Maxwell ended up with a company with 300 employees and $150 million in annual sales by 2000, when the company was purchased by Nestlé for $375 million.

Among PowerBar's many contributions to the world of fitness, the company sponsored numerous events and athletes while benefiting from such indirect advertising. Maxwell also pioneered the 'photo contingency' sponsorship, which has become commonplace in sports today.[edit]

In late 2000, Maxwell invested in the Active Network Inc. (, helping establish the company as the leading provider of data management and online registration services for fitness events. By 2001, Maxwell joined Active's board of directors.


In addition to helping promote many fitness events and sponsoring numerous athletes, Maxwell and his wife have contributed generously to UC Berkeley, from which both graduated. The former Kleeberger Field was renamed Maxwell Family Field after the couple donated funds to replace the artificial surface. Located just north of UC Berkeley's Memorial Stadium, the field serves as home to the university's hockey, football and lacrosse programs.
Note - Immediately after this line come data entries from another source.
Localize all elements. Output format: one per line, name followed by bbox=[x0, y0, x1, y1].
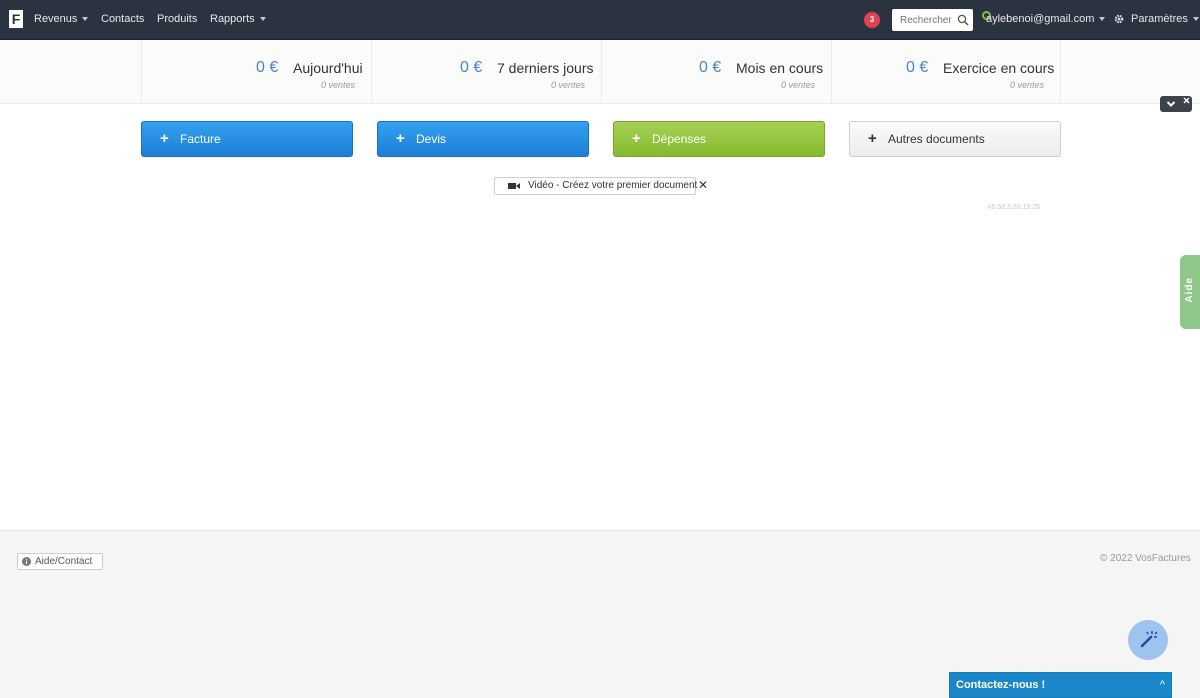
plus-icon: + bbox=[160, 130, 169, 147]
user-menu[interactable]: aylebenoi@gmail.com bbox=[986, 0, 1106, 40]
search-icon[interactable] bbox=[957, 14, 969, 26]
contact-us-bar[interactable]: Contactez-nous ! ^ bbox=[949, 672, 1172, 698]
nav-rapports[interactable]: Rapports bbox=[210, 0, 266, 40]
copyright-text: © 2022 VosFactures bbox=[1100, 553, 1191, 564]
help-side-tab-label: Aide bbox=[1184, 277, 1195, 303]
video-camera-icon bbox=[508, 183, 520, 189]
stat-month: 0 € Mois en cours 0 ventes bbox=[601, 40, 831, 104]
other-documents-button[interactable]: + Autres documents bbox=[849, 121, 1061, 157]
stat-sub: 0 ventes bbox=[550, 80, 585, 90]
plus-icon: + bbox=[396, 130, 405, 147]
stat-sub: 0 ventes bbox=[320, 80, 355, 90]
info-icon bbox=[22, 557, 31, 566]
close-icon[interactable] bbox=[1183, 97, 1190, 104]
top-navbar: F Revenus Contacts Produits Rapports 3 a… bbox=[0, 0, 1200, 40]
app-logo[interactable]: F bbox=[9, 10, 23, 28]
help-contact-label: Aide/Contact bbox=[35, 556, 93, 567]
stat-amount: 0 € bbox=[460, 59, 483, 76]
other-documents-label: Autres documents bbox=[888, 132, 985, 146]
video-tutorial-link[interactable]: Vidéo - Créez votre premier document bbox=[494, 177, 698, 195]
help-side-tab[interactable]: Aide bbox=[1180, 255, 1200, 329]
new-invoice-button[interactable]: + Facture bbox=[141, 121, 353, 157]
stat-7-days: 0 € 7 derniers jours 0 ventes bbox=[371, 40, 601, 104]
user-email: aylebenoi@gmail.com bbox=[986, 13, 1095, 25]
caret-down-icon bbox=[259, 17, 266, 22]
nav-parametres[interactable]: Paramètres bbox=[1131, 0, 1199, 40]
nav-parametres-label: Paramètres bbox=[1131, 13, 1188, 25]
notification-badge[interactable]: 3 bbox=[864, 12, 880, 28]
stat-fiscal-year: 0 € Exercice en cours 0 ventes bbox=[831, 40, 1061, 104]
nav-produits[interactable]: Produits bbox=[157, 0, 197, 40]
nav-revenus[interactable]: Revenus bbox=[34, 0, 89, 40]
stat-label: Aujourd'hui bbox=[293, 60, 363, 76]
nav-revenus-label: Revenus bbox=[34, 13, 78, 25]
plus-icon: + bbox=[632, 130, 641, 147]
stat-today: 0 € Aujourd'hui 0 ventes bbox=[141, 40, 371, 104]
search-input[interactable] bbox=[892, 9, 954, 31]
video-tutorial-label: Vidéo - Créez votre premier document bbox=[528, 180, 698, 191]
help-contact-button[interactable]: Aide/Contact bbox=[17, 553, 103, 570]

Jennifer Maxwell also endowed a full-tuition scholarship, the Brian L. Maxwell Fellowship, at the Haas School of Business. Maxwell Fellowships are intended to memorialize the drive, creativity, and entrepreneurial spirit which led Maxwell to achieve success in business and his athletic pursuits. There has been an award named after Maxwell at the high school he attended, Victoria Park Collegiate Institute, which is given to a student who excels in athletics and academics while at Victoria Park.

Maxwell is survived by his wife and six children. His daughter, Julia Maxwell, at only age 13, was the top female finisher at the famous Dipsea course in 2009.[1] She has also won the California CIF Cross Country Championships three times. She now runs cross country and track and field at Stanford University.